楽学天真のWrap Up


一語一句・一期一会
知的遺産のピラミッド作り

科学における「嘘」と「誤り」(その2)

2006-04-02 07:41:59 | まじめ
まず最初に本題からはずれるが、イントロ。
 最近、科学論文のレビューは最初の投稿の段階から、ウエブで公開で進める、というのがいくつかの分野で行われており、話題を呼んでいる。電子投稿は当たり前になったが、この新しいシステムは投稿段階で公開し、著者の知的先取権を保証する。しかし、そのデータセット、論理が科学論文として成立するかどうかの専門家によるレビュー過程も公開する。そして、それらが終了した段階で、論文は受理され、当然即刻電子発行となる。これまで、レビュー過程は著者、査読者、編集者の間で秘密のベールに隠され、査読者側の倫理になければ、知的先取権が犯されるというトラブルが、この投稿即刻公開ということで防ぐ事ができ、かつレビュー過程が公開ですすめられるので、著者や査読する側も、いいかげんなものを提出するわけにはいかず、高度の知的作業が要求される、というわけである。受理までの時間も大幅に短縮された。受理されたものは永久保存となる。

そこで、本題。
 科学論文は、専門の第3者の判断を入れて、ここまで徹底してレビューを行い、出版する。それでも「嘘」が発見できなかったり、著者や査読者の気がつかない「誤り」は起こる。「嘘」は発覚した時点で、発行取り消しとなるのは当然である。科学論文の永久保存記録から抹殺されるのである。発行する側のできる最大の処分である。「嘘」をついた全責任は当然、著者にあり、それに気がつかなかった、出版元や査読者にはない。
 「誤り」は別である。それはデータの訂正や、誤りの修正記事を掲載し、是正される。また、論理や結論が一義ではない場合、学術雑誌においては、「討論」コーナーがあり、問題提起する側とそれに対する「返答」を同じところで併記、反論権を保証しているのが普通である。
 このような一般的な、科学論文のあり方は、出版社、記者側に一方的判断がゆだねられ、それらに対する反論も保証されていない「新聞記事」「週刊誌記事」と明らかに異なることは明確である。これらの記事を巡って、多くの訴訟が起こされるのはそのためである。

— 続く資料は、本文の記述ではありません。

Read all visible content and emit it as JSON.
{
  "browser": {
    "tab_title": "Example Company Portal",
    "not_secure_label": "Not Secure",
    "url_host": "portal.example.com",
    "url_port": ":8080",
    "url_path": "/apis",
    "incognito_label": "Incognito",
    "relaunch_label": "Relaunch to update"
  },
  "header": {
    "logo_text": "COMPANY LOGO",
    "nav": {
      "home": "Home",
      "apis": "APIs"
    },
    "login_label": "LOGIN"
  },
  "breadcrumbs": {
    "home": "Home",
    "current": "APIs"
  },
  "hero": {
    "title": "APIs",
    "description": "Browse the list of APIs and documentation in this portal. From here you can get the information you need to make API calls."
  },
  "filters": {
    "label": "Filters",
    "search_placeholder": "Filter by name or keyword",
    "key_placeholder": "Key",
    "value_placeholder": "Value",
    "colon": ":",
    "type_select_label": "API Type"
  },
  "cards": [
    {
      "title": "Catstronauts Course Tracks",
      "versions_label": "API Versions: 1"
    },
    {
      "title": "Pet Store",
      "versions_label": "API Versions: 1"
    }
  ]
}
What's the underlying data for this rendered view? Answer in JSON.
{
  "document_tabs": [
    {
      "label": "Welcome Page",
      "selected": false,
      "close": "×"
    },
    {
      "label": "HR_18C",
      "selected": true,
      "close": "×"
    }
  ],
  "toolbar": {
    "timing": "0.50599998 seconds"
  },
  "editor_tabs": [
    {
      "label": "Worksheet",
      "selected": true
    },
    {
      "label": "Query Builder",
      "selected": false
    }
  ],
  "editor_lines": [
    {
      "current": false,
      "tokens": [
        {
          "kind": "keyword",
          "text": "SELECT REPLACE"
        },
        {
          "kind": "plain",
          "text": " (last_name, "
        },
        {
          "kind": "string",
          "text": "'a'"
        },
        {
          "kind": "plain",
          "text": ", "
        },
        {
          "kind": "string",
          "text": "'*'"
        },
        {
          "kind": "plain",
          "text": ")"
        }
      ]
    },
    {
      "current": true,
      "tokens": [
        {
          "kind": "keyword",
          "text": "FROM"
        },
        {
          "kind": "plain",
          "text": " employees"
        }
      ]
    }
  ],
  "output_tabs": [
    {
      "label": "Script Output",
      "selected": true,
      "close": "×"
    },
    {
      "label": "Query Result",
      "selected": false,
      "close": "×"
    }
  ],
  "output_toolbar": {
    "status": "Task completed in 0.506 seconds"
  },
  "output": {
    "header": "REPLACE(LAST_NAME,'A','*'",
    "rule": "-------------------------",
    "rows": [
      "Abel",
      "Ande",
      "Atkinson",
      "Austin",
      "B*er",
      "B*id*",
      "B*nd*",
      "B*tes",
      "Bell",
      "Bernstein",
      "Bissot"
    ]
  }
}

最後にまた本題からはずれて、「ホームページでの発表は、科学の発見においてはどうなるの?」について。
 一方的に自己の見解を発表し、永久保存の保証されない「自分のホームページ」などに、今のところ、科学の発見としての知的先取権が認められていません。理由はそれを客観的に検証する体制がないからである。しかし、上に述べたような科学論文投稿から受理に至る過程の完全公開システムがあらゆる分野で成立するようになれば、それは、そこへ形式を整えて、提出するだけなので、自分の「ホームページ」上で公開するのと、ほとんど同じであるから、近い将来、このシステムが科学世界で当たり前になると予想される。 
 まだ、ホームページで自己主張しても、それは知的先取権を取得した事にならないし、査読のない雑誌や週刊誌で取り上げられたとしても、同じ。
 みなさん、くれぐれも気をつけて。新しい発見の喜びのあまり、自分のホームページで書き連ねないように。その発見の知的先取権は保証されません。